Surveillance Methods Used by States

State health departments in Arizona, Colorado, Minnesota, Missouri, Oklahoma, New York, and South Carolina reviewed hospital discharge data collected from January 1 to December 31, 1994, using CDC guidelines to identify cases of TBI. The review identified all cases of TBI among patients in acute care hospitals who had been discharged with primary or secondary diagnoses consistent with the CDC case definition (i.e., ICD-9-CM code ranges 800.0-801.9, 803.0-804.9, and 850.0-854.1). In addition, the review identified TBI-related deaths and collected information from all death certificates or medical examiner reports that listed TBI or head injury among the conditions associated with death. Records were linked to eliminate duplicate cases reported from more than one source. Surveillance in New York excluded residents of New York City. Surveillance was statewide in all other States. In most States, supplementary information on severity and external cause of injury was obtained from abstracts of medical records or health-care provider report forms for all cases (Missouri and Oklahoma) or from representative samples of cases (Arizona [31 percent sample], Colorado [47 percent sample], and South Carolina [45 percent sample]). The TBI incidence rate for all seven States combined was calculated by using the sum of the number of cases for each State and the sum of the population of each State estimated at the midpoint of 1994 (35.3 million total).

Appendix References

1. Thurman DJ, Sniezek JE, Johnson D, et al. Guidelines for Surveillance of Central Nervous System Injury. Atlanta: Centers for Disease Control and Prevention, 1995.
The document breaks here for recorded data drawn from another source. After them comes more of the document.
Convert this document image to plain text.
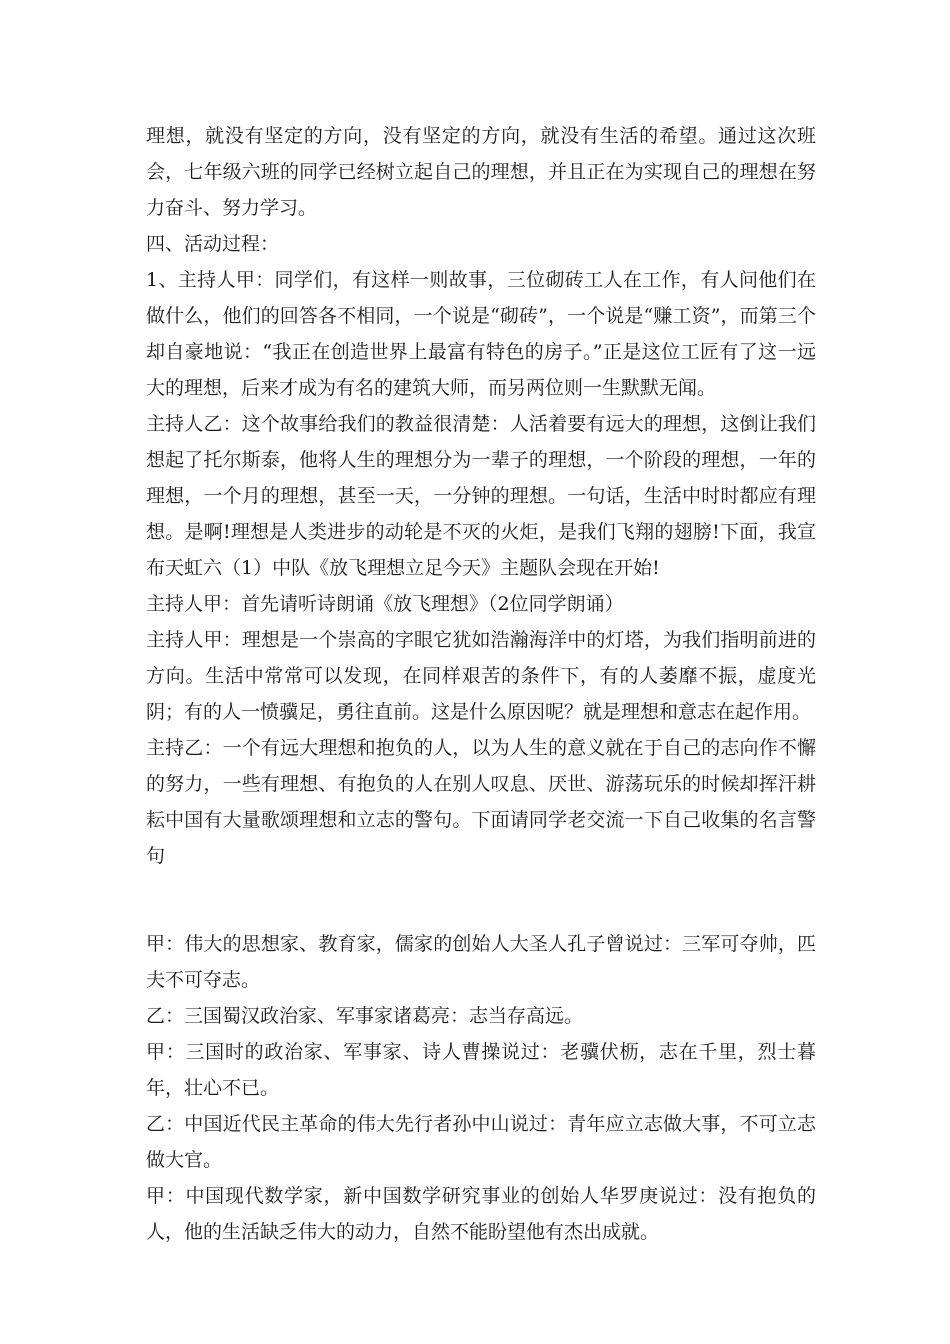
理想，就没有坚定的方向，没有坚定的方向，就没有生活的希望。通过这次班会，七年级六班的同学已经树立起自己的理想，并且正在为实现自己的理想在努力奋斗、努力学习。

四、活动过程：

1、主持人甲：同学们，有这样一则故事，三位砌砖工人在工作，有人问他们在做什么，他们的回答各不相同，一个说是“砌砖”，一个说是“赚工资”，而第三个却自豪地说：“我正在创造世界上最富有特色的房子。”正是这位工匠有了这一远大的理想，后来才成为有名的建筑大师，而另两位则一生默默无闻。

主持人乙：这个故事给我们的教益很清楚：人活着要有远大的理想，这倒让我们想起了托尔斯泰，他将人生的理想分为一辈子的理想，一个阶段的理想，一年的理想，一个月的理想，甚至一天，一分钟的理想。一句话，生活中时时都应有理想。是啊!理想是人类进步的动轮是不灭的火炬，是我们飞翔的翅膀!下面，我宣布天虹六（1）中队《放飞理想立足今天》主题队会现在开始!

主持人甲：首先请听诗朗诵《放飞理想》（2位同学朗诵）

主持人甲：理想是一个崇高的字眼它犹如浩瀚海洋中的灯塔，为我们指明前进的方向。生活中常常可以发现，在同样艰苦的条件下，有的人萎靡不振，虚度光阴；有的人一愤骥足，勇往直前。这是什么原因呢？就是理想和意志在起作用。

主持乙：一个有远大理想和抱负的人，以为人生的意义就在于自己的志向作不懈的努力，一些有理想、有抱负的人在别人叹息、厌世、游荡玩乐的时候却挥汗耕耘中国有大量歌颂理想和立志的警句。下面请同学老交流一下自己收集的名言警句

甲：伟大的思想家、教育家，儒家的创始人大圣人孔子曾说过：三军可夺帅，匹夫不可夺志。

乙：三国蜀汉政治家、军事家诸葛亮：志当存高远。

甲：三国时的政治家、军事家、诗人曹操说过：老骥伏枥，志在千里，烈士暮年，壮心不已。

乙：中国近代民主革命的伟大先行者孙中山说过：青年应立志做大事，不可立志做大官。

甲：中国现代数学家，新中国数学研究事业的创始人华罗庚说过：没有抱负的人，他的生活缺乏伟大的动力，自然不能盼望他有杰出成就。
2. International Classification of Diseases, 9th Revision (ICD-9). Geneva, Switzerland: World Health Organization, 1977.

3. International Classification of Diseases, 9th Revision, Clinical Modification, 3rd ed. (ICD-9-CM). Washington DC: U.S. Department of Health and Human Services, 1989.

4. Sosin DM, Nelson DE, Sacks JJ. Head injury deaths: the enormity of firearms. JAMA 1992;268:791.